The Drunkard Forwarned and the Swearer Caution'd (1999–2004) combined Mulfinger's interests in text, time, and interactivity in an installation consisting of a silver Spandex-like bouncy castle that viewers sat on, projected floating clouds, and dangling silver plaques engraved with medieval virtues and vices that tarnished at different rates in a consideration of historical moral systems.

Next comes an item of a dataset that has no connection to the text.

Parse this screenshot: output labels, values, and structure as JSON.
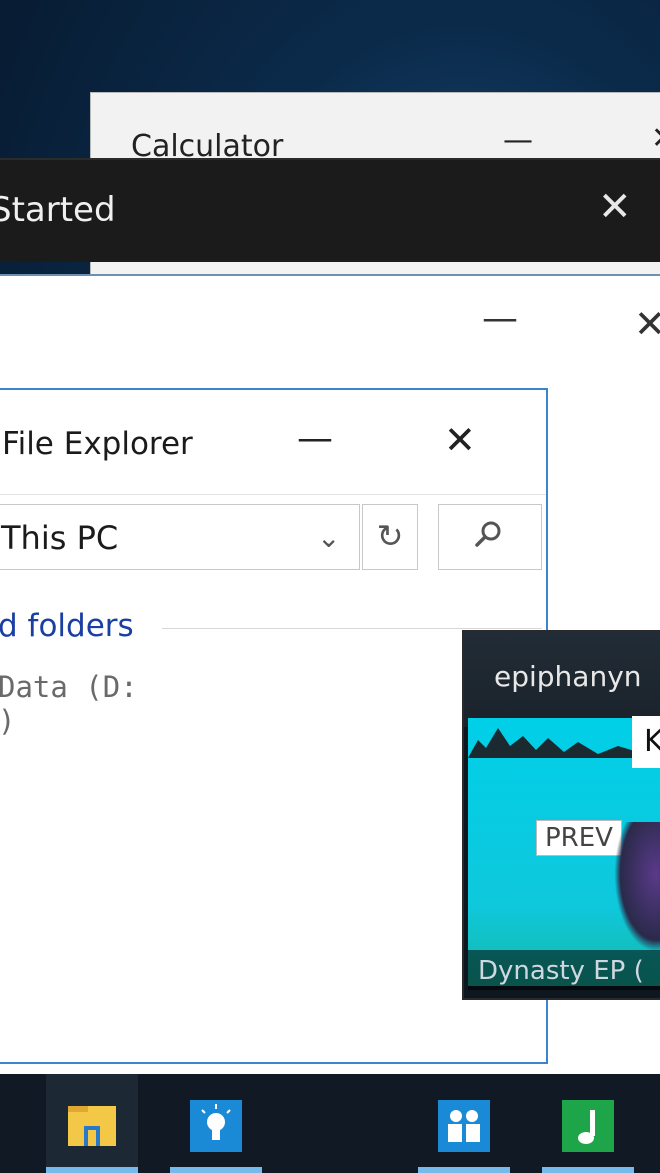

===Los Angeles projects===
Between 2004 and 2009, Mulfinger created two multi-disciplinary, research-oriented projects that examined Los Angeles as an object of urban decline and renewal. The Fictive City and Its Real Estate: The Tale of the Transcontinental Railway (2004) focused the use of Chinese labor for the transcontinental railway and the demolition of the original Chinatown during construction of Union Station; with text contributions from urban historian Norman M. Klein and artist Annie Shaw, it probed the role of railroad construction in configuring borders, places and relationships, buried ethnic, racial and class narratives, and the subjective nature of accepted history. The work incorporated performance (a two-mile, live model railroad construction and journey from Union Station to Chinatown, which also served as a quasi-historical tour), video, and a gallery installation in the New Chinatown Barbershop that included old maps from the archives of the Chinese Historical Society. Autonomy is No Longer Possible or Interesting, Part I (2009) focused attention on a shuttered community center, the Julia Morgan-designed Pasadena YWCA. Mulfinger installed four exercise bikes converted into power generators outside the entrance; rigged to light a glass crystal chandelier in the lobby, they revealed the still-elegant, symmetrical building design inside to viewers peering in when powered.

==Education career==
Mulfinger has taught at the University of California at Santa Barbara (UCSB) since 1994, holding various positions in the College of Creative Studies and the Department of Art Studio, including Professor Spatial Studies/Sculpture since 2009 and Art Department Chair (2011–4). In addition to teaching courses in Proportional Analyses, Mobile Works, Installation and Arte Povera, and Material Strategies, she has created two new artist residency programs at UCSB, assisted in the implementation of the art building remodel, and co-curated the first major alumni exhibition, which included Mark di Suvero, Mary Heilmann, Suzanne Lacy, Ander Mikalson and Richard Serra. Mulfinger has also taught at the University of North Carolina (1997), Southampton Art Museum (UK, 1993) and Chelsea College of Art and Design (1992).

==Awards and recognition==
Mulfinger has received artist-in-residencies from Beaconsfield (London, 2016), American Academy in Rome (2016), the Djerassi Artists Residency (2002), the National Glass Centre, (UK, 2001), the University of North Carolina (1997), and the New York Experimental Glass Workshop (1993). She has been awarded a Microsoft Research Grant, Cambridge, UK (2005), British Council Travel Awards (1993–7), the OSARCA Prize (Royal College of Art Society, 1989), an Elephant Trust Grant (1989), and a Unilever Sculpture Award (1988).